Badland explained in an interview with Lindsay (Metro) that some fans of the character have cried at her actions and sympathise with her. Members of the Digital Spy forums labelled Babe the show's current (June 2016) most hated character, adding that Babe was "compelling to watch" and an "evil character that people will remember in years to come". One member also praised Badland's "spot on" performance. In a 2017 storyline, Babe hosted a 'Twelfth Night' event at The Vic where she secretly served pigeon pie. Justin Harp of Digital Spy expressed his disgust at this and demanded a "lifelong Queen Vic ban" was handed to her. Deen (Metro) described Babe swapping Stan's ashes for custard power as "a seriously grim move that only Babe could have thought of." She also praised the scene where Buster Briggs (Karl Howman) threw a trifle over Babe's head and said, "She looked like a creature from the deep. Chilling."

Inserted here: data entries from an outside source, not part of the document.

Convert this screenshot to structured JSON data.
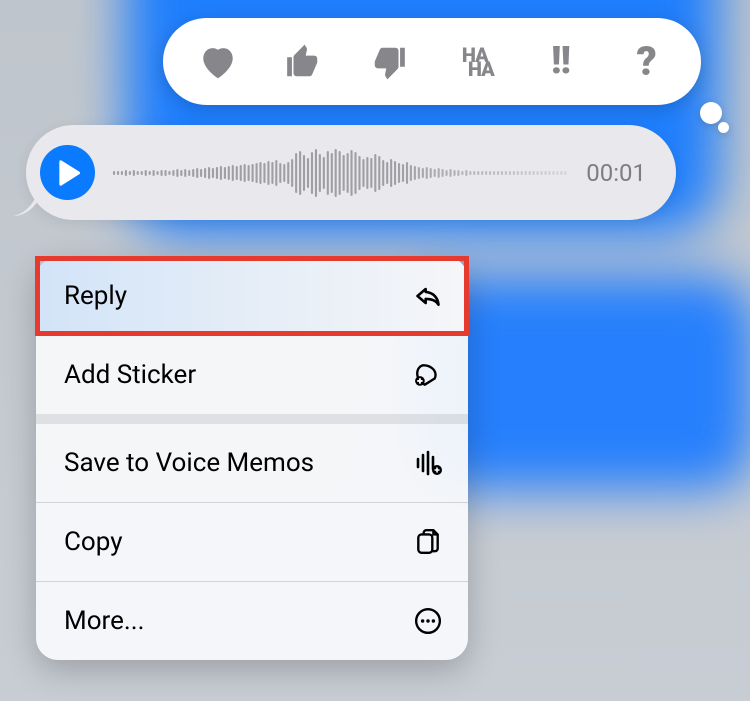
{
  "tapback": {
    "reactions": [
      "heart",
      "thumbs-up",
      "thumbs-down",
      "haha",
      "exclaim",
      "question"
    ],
    "haha_top": "HA",
    "haha_bottom": "HA",
    "exclaim_text": "!!",
    "question_text": "?"
  },
  "audio_message": {
    "duration_text": "00:01"
  },
  "context_menu": {
    "items": [
      {
        "label": "Reply",
        "icon": "reply-icon"
      },
      {
        "label": "Add Sticker",
        "icon": "sticker-icon"
      },
      {
        "label": "Save to Voice Memos",
        "icon": "voice-memos-icon"
      },
      {
        "label": "Copy",
        "icon": "copy-icon"
      },
      {
        "label": "More...",
        "icon": "more-icon"
      }
    ],
    "highlighted_index": 0
  },
  "colors": {
    "accent_blue": "#0a7aff",
    "gray_icon": "#86868b",
    "highlight_red": "#e53a2d"
  }
}
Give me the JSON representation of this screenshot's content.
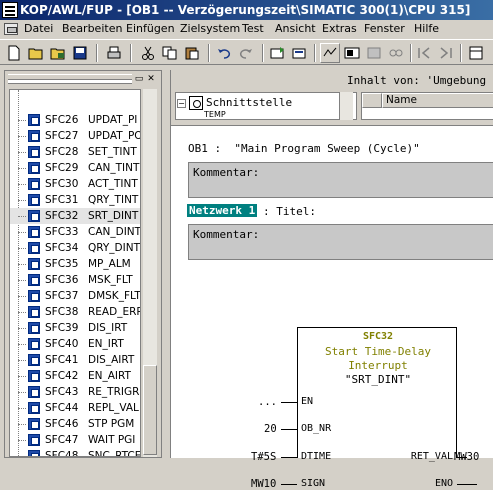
{
  "window": {
    "title": "KOP/AWL/FUP - [OB1 -- Verzögerungszeit\\SIMATIC 300(1)\\CPU 315]"
  },
  "menu": [
    "Datei",
    "Bearbeiten",
    "Einfügen",
    "Zielsystem",
    "Test",
    "Ansicht",
    "Extras",
    "Fenster",
    "Hilfe"
  ],
  "toolbar": {
    "icons": [
      "new-icon",
      "open-icon",
      "open-online-icon",
      "save-icon",
      "print-icon",
      "cut-icon",
      "copy-icon",
      "paste-icon",
      "undo-icon",
      "redo-icon",
      "download-icon",
      "online-offline-icon",
      "monitor-icon",
      "breakpoint-icon",
      "fbd-icon",
      "stl-icon",
      "ladder-icon",
      "prev-icon",
      "next-icon",
      "function-block-icon",
      "network-icon"
    ]
  },
  "tree": {
    "items": [
      {
        "name": "SFC26",
        "desc": "UPDAT_PI"
      },
      {
        "name": "SFC27",
        "desc": "UPDAT_PO"
      },
      {
        "name": "SFC28",
        "desc": "SET_TINT"
      },
      {
        "name": "SFC29",
        "desc": "CAN_TINT"
      },
      {
        "name": "SFC30",
        "desc": "ACT_TINT"
      },
      {
        "name": "SFC31",
        "desc": "QRY_TINT"
      },
      {
        "name": "SFC32",
        "desc": "SRT_DINT"
      },
      {
        "name": "SFC33",
        "desc": "CAN_DINT"
      },
      {
        "name": "SFC34",
        "desc": "QRY_DINT"
      },
      {
        "name": "SFC35",
        "desc": "MP_ALM"
      },
      {
        "name": "SFC36",
        "desc": "MSK_FLT"
      },
      {
        "name": "SFC37",
        "desc": "DMSK_FLT"
      },
      {
        "name": "SFC38",
        "desc": "READ_ERR"
      },
      {
        "name": "SFC39",
        "desc": "DIS_IRT"
      },
      {
        "name": "SFC40",
        "desc": "EN_IRT"
      },
      {
        "name": "SFC41",
        "desc": "DIS_AIRT"
      },
      {
        "name": "SFC42",
        "desc": "EN_AIRT"
      },
      {
        "name": "SFC43",
        "desc": "RE_TRIGR"
      },
      {
        "name": "SFC44",
        "desc": "REPL_VAL"
      },
      {
        "name": "SFC46",
        "desc": "STP  PGM"
      },
      {
        "name": "SFC47",
        "desc": "WAIT  PGI"
      },
      {
        "name": "SFC48",
        "desc": "SNC_RTCE"
      }
    ]
  },
  "info": {
    "inhalt": "Inhalt von: 'Umgebung"
  },
  "interface": {
    "label": "Schnittstelle",
    "sub": "TEMP"
  },
  "namecol": {
    "header": "Name"
  },
  "editor": {
    "ob_title": "OB1 :  \"Main Program Sweep (Cycle)\"",
    "comment1": "Kommentar:",
    "network": "Netzwerk 1",
    "network_title": ": Titel:",
    "comment2": "Kommentar:"
  },
  "block": {
    "name": "SFC32",
    "line1": "Start Time-Delay",
    "line2": "Interrupt",
    "line3": "\"SRT_DINT\"",
    "pins_in": [
      "EN",
      "OB_NR",
      "DTIME",
      "SIGN"
    ],
    "pins_out": [
      "RET_VAL",
      "ENO"
    ],
    "in_values": [
      "...",
      "20",
      "T#5S",
      "MW10"
    ],
    "out_values": [
      "MW30"
    ]
  },
  "colors": {
    "titlebar": "#0a246a",
    "network": "#008080",
    "block_title": "#808000",
    "tree_icon": "#1f4aa8"
  }
}
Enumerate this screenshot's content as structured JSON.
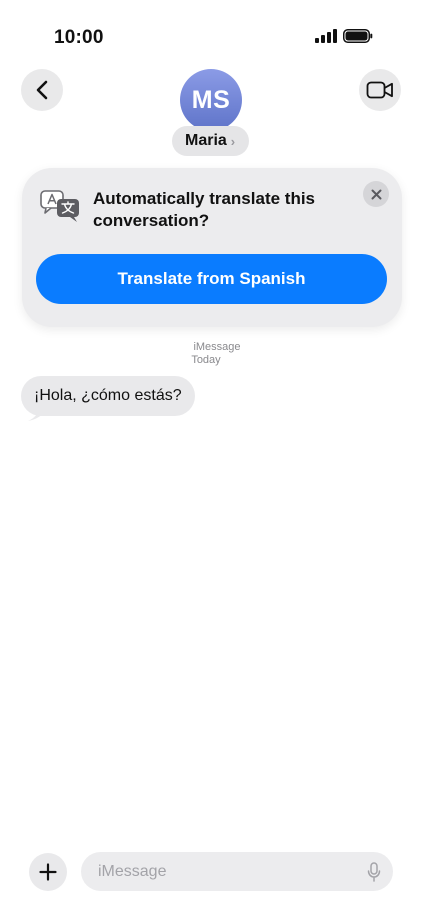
{
  "status_bar": {
    "time": "10:00"
  },
  "header": {
    "contact_initials": "MS",
    "contact_name": "Maria",
    "name_chevron": "›"
  },
  "translate_card": {
    "question": "Automatically translate this conversation?",
    "button_label": "Translate from Spanish"
  },
  "conversation": {
    "service": "iMessage",
    "day": "Today",
    "messages": [
      {
        "sender": "contact",
        "text": "¡Hola, ¿cómo estás?"
      }
    ]
  },
  "composer": {
    "placeholder": "iMessage"
  },
  "icons": {
    "back": "chevron-left-icon",
    "video": "video-camera-icon",
    "translate": "translate-icon",
    "close": "close-icon",
    "plus": "plus-icon",
    "mic": "microphone-icon"
  },
  "colors": {
    "accent": "#0a7cff",
    "bubble_incoming": "#e9e9eb",
    "card_background": "#ececee",
    "avatar_gradient_top": "#8b9be6",
    "avatar_gradient_bottom": "#5f74c9"
  }
}
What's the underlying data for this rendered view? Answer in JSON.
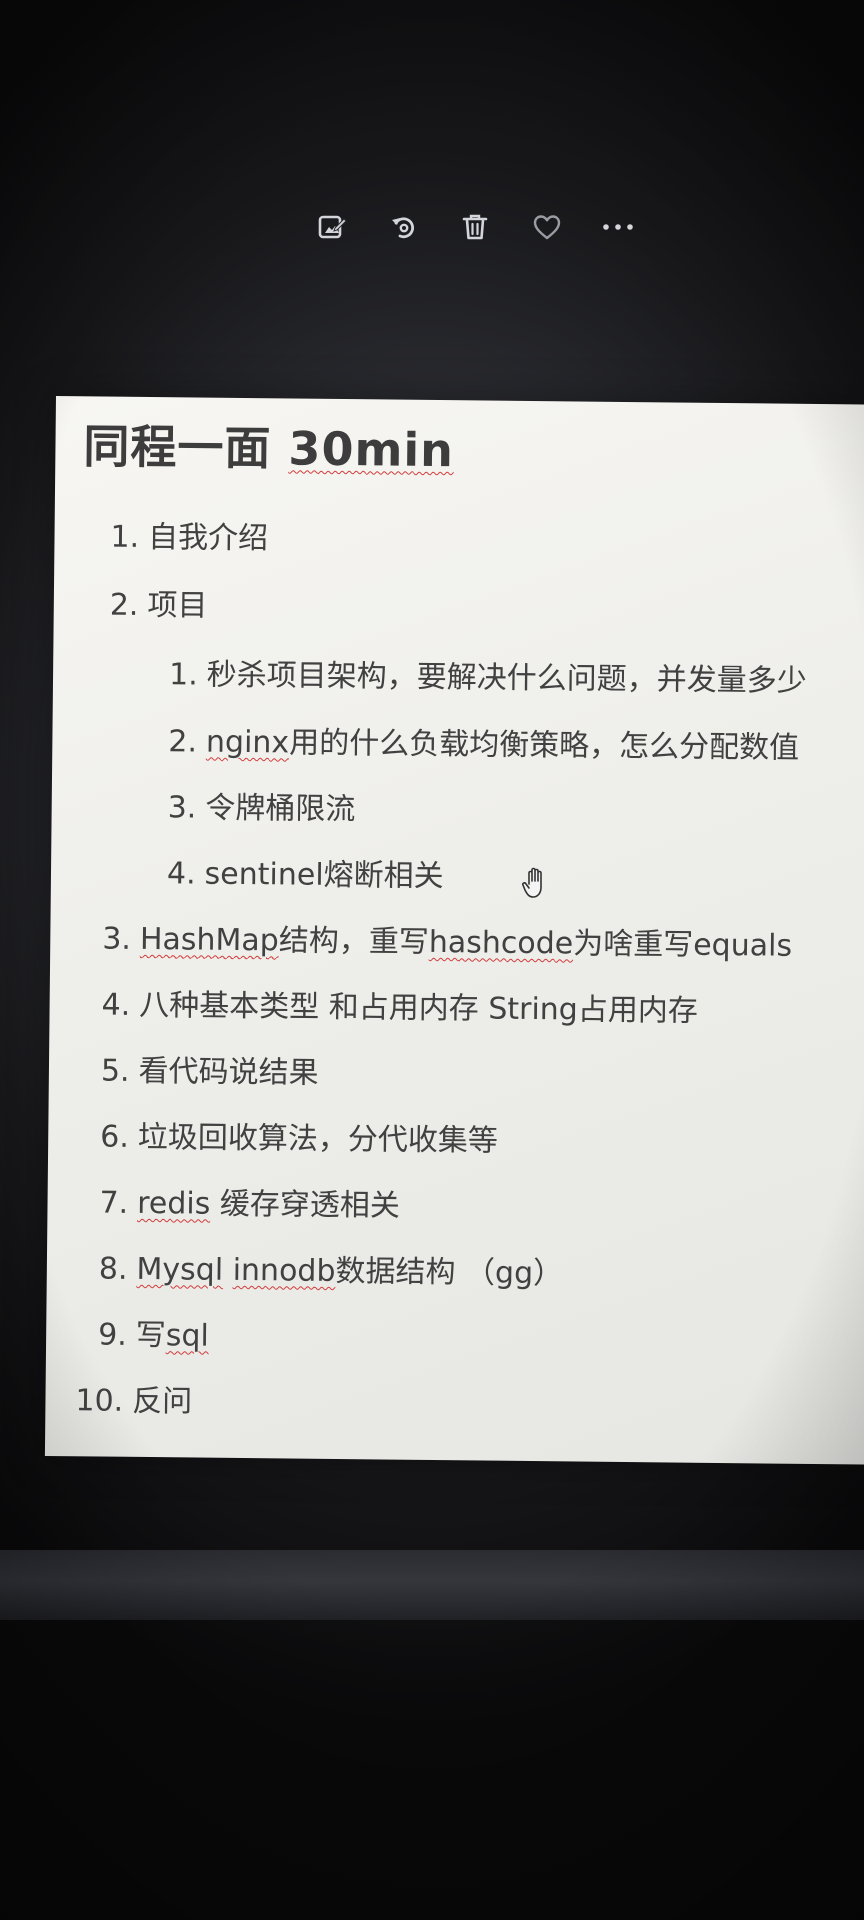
{
  "toolbar": {
    "icons": [
      "edit-image-icon",
      "rotate-icon",
      "trash-icon",
      "heart-icon",
      "more-icon"
    ]
  },
  "note": {
    "title_cn": "同程一面 ",
    "title_en": "30min",
    "items": [
      {
        "num": "1.",
        "text": "自我介绍"
      },
      {
        "num": "2.",
        "text": "项目"
      },
      {
        "num": "1.",
        "text": "秒杀项目架构，要解决什么问题，并发量多少"
      },
      {
        "num": "2.",
        "spell": "nginx",
        "rest": "用的什么负载均衡策略，怎么分配数值"
      },
      {
        "num": "3.",
        "text": "令牌桶限流"
      },
      {
        "num": "4.",
        "text": "sentinel熔断相关"
      },
      {
        "num": "3.",
        "spell": "HashMap",
        "mid": "结构，重写",
        "spell2": "hashcode",
        "rest": "为啥重写equals"
      },
      {
        "num": "4.",
        "text": "八种基本类型 和占用内存  String占用内存"
      },
      {
        "num": "5.",
        "text": "看代码说结果"
      },
      {
        "num": "6.",
        "text": "垃圾回收算法，分代收集等"
      },
      {
        "num": "7.",
        "spell": "redis",
        "rest": " 缓存穿透相关"
      },
      {
        "num": "8.",
        "spell": "Mysql",
        "mid": " ",
        "spell2": "innodb",
        "rest": "数据结构 （gg）"
      },
      {
        "num": "9.",
        "text": "写",
        "spell": "sql"
      },
      {
        "num": "10.",
        "text": "反问"
      }
    ]
  }
}
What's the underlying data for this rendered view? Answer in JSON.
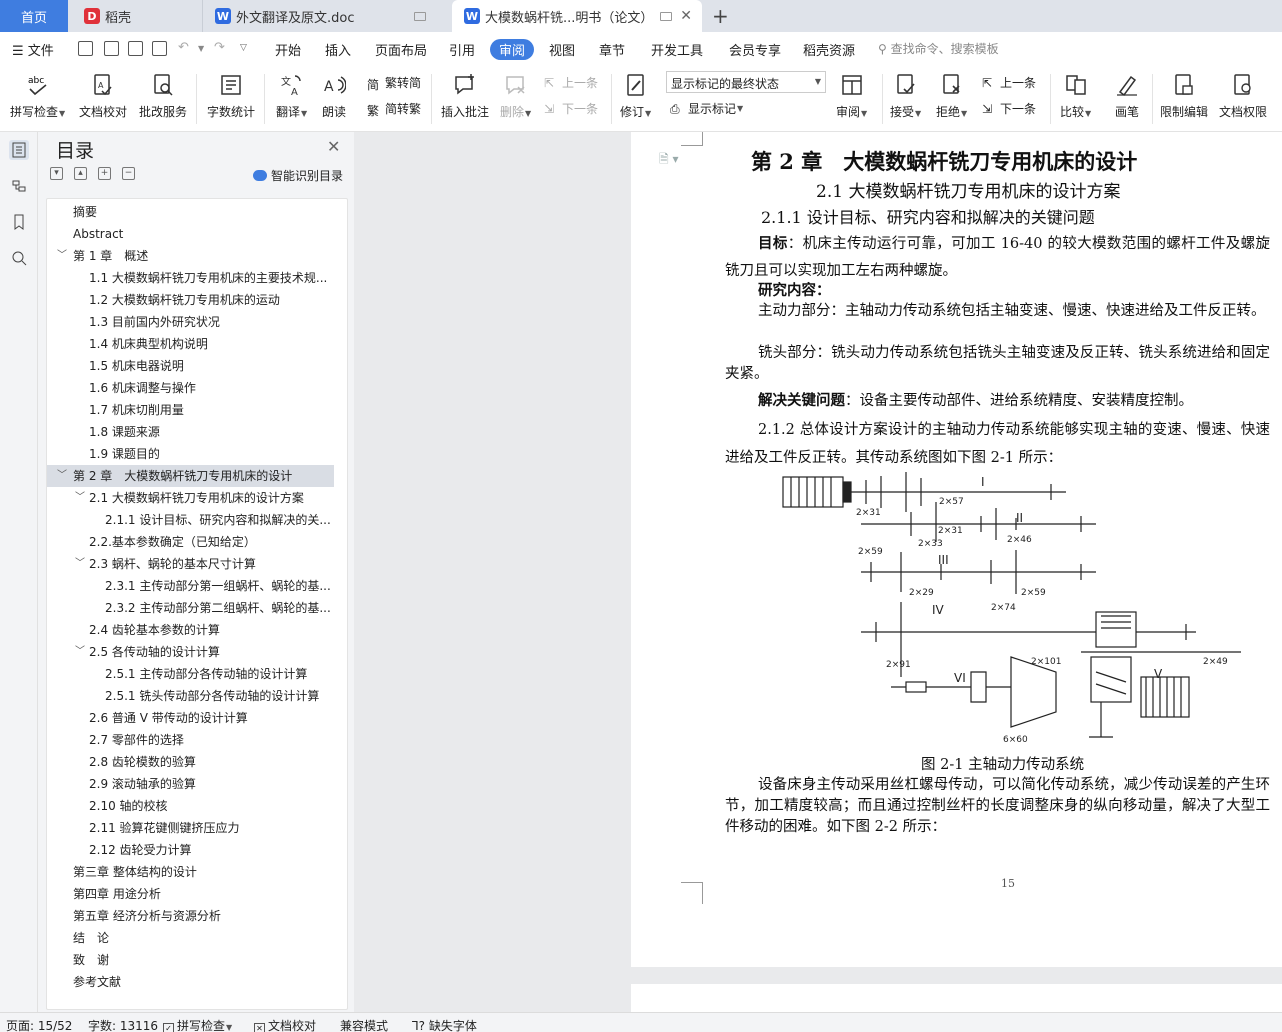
{
  "tabs": [
    {
      "label": "首页"
    },
    {
      "label": "稻壳",
      "icon": "daoke-icon"
    },
    {
      "label": "外文翻译及原文.doc",
      "icon": "word-doc-icon"
    },
    {
      "label": "大模数蜗杆铣...明书（论文）",
      "icon": "word-doc-icon"
    }
  ],
  "menu": {
    "file": "文件",
    "items": [
      "开始",
      "插入",
      "页面布局",
      "引用",
      "审阅",
      "视图",
      "章节",
      "开发工具",
      "会员专享",
      "稻壳资源"
    ],
    "active": "审阅",
    "search_placeholder": "查找命令、搜索模板"
  },
  "ribbon": {
    "spell_check": "拼写检查",
    "doc_proof": "文档校对",
    "batch_service": "批改服务",
    "word_count": "字数统计",
    "translate": "翻译",
    "read_aloud": "朗读",
    "trad_to_simp": "繁转简",
    "simp_to_trad": "简转繁",
    "insert_comment": "插入批注",
    "delete": "删除",
    "prev": "上一条",
    "next": "下一条",
    "revise": "修订",
    "markup_mode": "显示标记的最终状态",
    "show_markup": "显示标记",
    "review": "审阅",
    "accept": "接受",
    "reject": "拒绝",
    "prev2": "上一条",
    "next2": "下一条",
    "compare": "比较",
    "pen": "画笔",
    "restrict_edit": "限制编辑",
    "doc_permission": "文档权限"
  },
  "toc": {
    "title": "目录",
    "smart_label": "智能识别目录",
    "items": [
      {
        "label": "摘要",
        "level": 1
      },
      {
        "label": "Abstract",
        "level": 1
      },
      {
        "label": "第 1 章　概述",
        "level": 1,
        "expanded": true
      },
      {
        "label": "1.1 大模数蜗杆铣刀专用机床的主要技术规...",
        "level": 2
      },
      {
        "label": "1.2 大模数蜗杆铣刀专用机床的运动",
        "level": 2
      },
      {
        "label": "1.3 目前国内外研究状况",
        "level": 2
      },
      {
        "label": "1.4 机床典型机构说明",
        "level": 2
      },
      {
        "label": "1.5 机床电器说明",
        "level": 2
      },
      {
        "label": "1.6 机床调整与操作",
        "level": 2
      },
      {
        "label": "1.7 机床切削用量",
        "level": 2
      },
      {
        "label": "1.8 课题来源",
        "level": 2
      },
      {
        "label": "1.9 课题目的",
        "level": 2
      },
      {
        "label": "第 2 章　大模数蜗杆铣刀专用机床的设计",
        "level": 1,
        "expanded": true,
        "selected": true
      },
      {
        "label": "2.1 大模数蜗杆铣刀专用机床的设计方案",
        "level": 2,
        "expanded": true
      },
      {
        "label": "2.1.1 设计目标、研究内容和拟解决的关...",
        "level": 3
      },
      {
        "label": "2.2.基本参数确定（已知给定）",
        "level": 2
      },
      {
        "label": "2.3 蜗杆、蜗轮的基本尺寸计算",
        "level": 2,
        "expanded": true
      },
      {
        "label": "2.3.1 主传动部分第一组蜗杆、蜗轮的基...",
        "level": 3
      },
      {
        "label": "2.3.2 主传动部分第二组蜗杆、蜗轮的基...",
        "level": 3
      },
      {
        "label": "2.4 齿轮基本参数的计算",
        "level": 2
      },
      {
        "label": "2.5 各传动轴的设计计算",
        "level": 2,
        "expanded": true
      },
      {
        "label": "2.5.1 主传动部分各传动轴的设计计算",
        "level": 3
      },
      {
        "label": "2.5.1 铣头传动部分各传动轴的设计计算",
        "level": 3
      },
      {
        "label": "2.6 普通 V 带传动的设计计算",
        "level": 2
      },
      {
        "label": "2.7 零部件的选择",
        "level": 2
      },
      {
        "label": "2.8 齿轮模数的验算",
        "level": 2
      },
      {
        "label": "2.9 滚动轴承的验算",
        "level": 2
      },
      {
        "label": "2.10 轴的校核",
        "level": 2
      },
      {
        "label": "2.11 验算花键侧键挤压应力",
        "level": 2
      },
      {
        "label": "2.12 齿轮受力计算",
        "level": 2
      },
      {
        "label": "第三章  整体结构的设计",
        "level": 1
      },
      {
        "label": "第四章  用途分析",
        "level": 1
      },
      {
        "label": "第五章  经济分析与资源分析",
        "level": 1
      },
      {
        "label": "结　论",
        "level": 1
      },
      {
        "label": "致　谢",
        "level": 1
      },
      {
        "label": "参考文献",
        "level": 1
      }
    ]
  },
  "document": {
    "h1": "第 2 章　大模数蜗杆铣刀专用机床的设计",
    "h2": "2.1 大模数蜗杆铣刀专用机床的设计方案",
    "h3": "2.1.1 设计目标、研究内容和拟解决的关键问题",
    "goal_label": "目标",
    "goal_text": "：机床主传动运行可靠，可加工 16-40 的较大模数范围的螺杆工件及螺旋铣刀且可以实现加工左右两种螺旋。",
    "research_label": "研究内容",
    "research_colon": "：",
    "main_drive": "主动力部分：主轴动力传动系统包括主轴变速、慢速、快速进给及工件反正转。",
    "mill_head": "铣头部分：铣头动力传动系统包括铣头主轴变速及反正转、铣头系统进给和固定夹紧。",
    "key_label": "解决关键问题",
    "key_text": "：设备主要传动部件、进给系统精度、安装精度控制。",
    "overall": "2.1.2 总体设计方案设计的主轴动力传动系统能够实现主轴的变速、慢速、快速进给及工件反正转。其传动系统图如下图 2-1 所示：",
    "fig_caption": "图 2-1  主轴动力传动系统",
    "after_fig": "设备床身主传动采用丝杠螺母传动，可以简化传动系统，减少传动误差的产生环节，加工精度较高；而且通过控制丝杆的长度调整床身的纵向移动量，解决了大型工件移动的困难。如下图 2-2 所示：",
    "page_number": "15",
    "figure_labels": {
      "shaft_I": "I",
      "shaft_II": "II",
      "shaft_III": "III",
      "shaft_IV": "IV",
      "shaft_V": "V",
      "shaft_VI": "VI",
      "g1": "2×57",
      "g2": "2×31",
      "g3": "2×31",
      "g4": "2×46",
      "g5": "2×33",
      "g6": "2×59",
      "g7": "2×29",
      "g8": "2×59",
      "g9": "2×74",
      "g10": "2×91",
      "g11": "2×101",
      "g12": "2×49",
      "g13": "6×60"
    }
  },
  "status": {
    "page": "页面: 15/52",
    "words": "字数: 13116",
    "spell": "拼写检查",
    "proof": "文档校对",
    "compat": "兼容模式",
    "missing_font": "缺失字体"
  }
}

Morgan (Digital Spy) disapproved of the Babe's "drawn out" departure and noted that she "lost count" with the amount of chances Mick and Linda provided Babe with. She also described the character as a "poisonous old cow" and a "cruel cook". Babe's departure appeared in an article published by Digital Spy, which compiled ten unmissable soap storylines airing the week the episode was broadcast. Its reporter, Kilkelly, warned that viewers could expect to see Babe's "recent bad behaviour" catching up with the Carter family. Lindsay (Metro) described Babe's final episode as "dramatic" and opined that he would "certainly miss her antics and deliciously poisonous dialogue." Kate White (Inside Soap) said that EastEnders should "hang on" to Babe, giving the reasons that "she always makes things happen", "she's genuinely very sinister" and "she's so entertaining", stating that her various scams show that she is "totally fearless when it comes to taking on the locals" and can be "relied upon to generate entertaining storylines—something Walford has been short of lately". White went on to say that Babe "can do more than [other soap villains] in a week with just one evil look" and called her "properly unhinged", saying that "Babe is the sort of silent threat that many underestimate at their peril". Finally, White said that Badland had "used every look and gesture to build up Babe's eccentric personality, and has been able to skip lightly frin dark to hilarious in a hearbeat. Babe has had us in stitches over the years, as well as frightening us silly. Surely you'd be mad to let go of a character that versatile?" Writing about Babe's final words, where she curses the Carter family and The Queen Victoria, an Inside Soap writer said, "The departing Aunt Babe, raging into the storm like some Disney witch, was the undoubted highlight of our soap week." Tyler (Inside Soap) said that Babe's departure "was the most wonderfully outrageous episode of EastEnders in months. Annette Badland's roar, as Babe cursed the entire Square, was camp, shameless, preposterous—and soap gold. We sincerely hope this isn't the last we see of her. Babe's revenge plot is too much fun to waste!" In February 2025, Radio Times ranked Babe as the 11th best EastEnders villain, with Laura Denby describing her as "the Carters' evil aunt".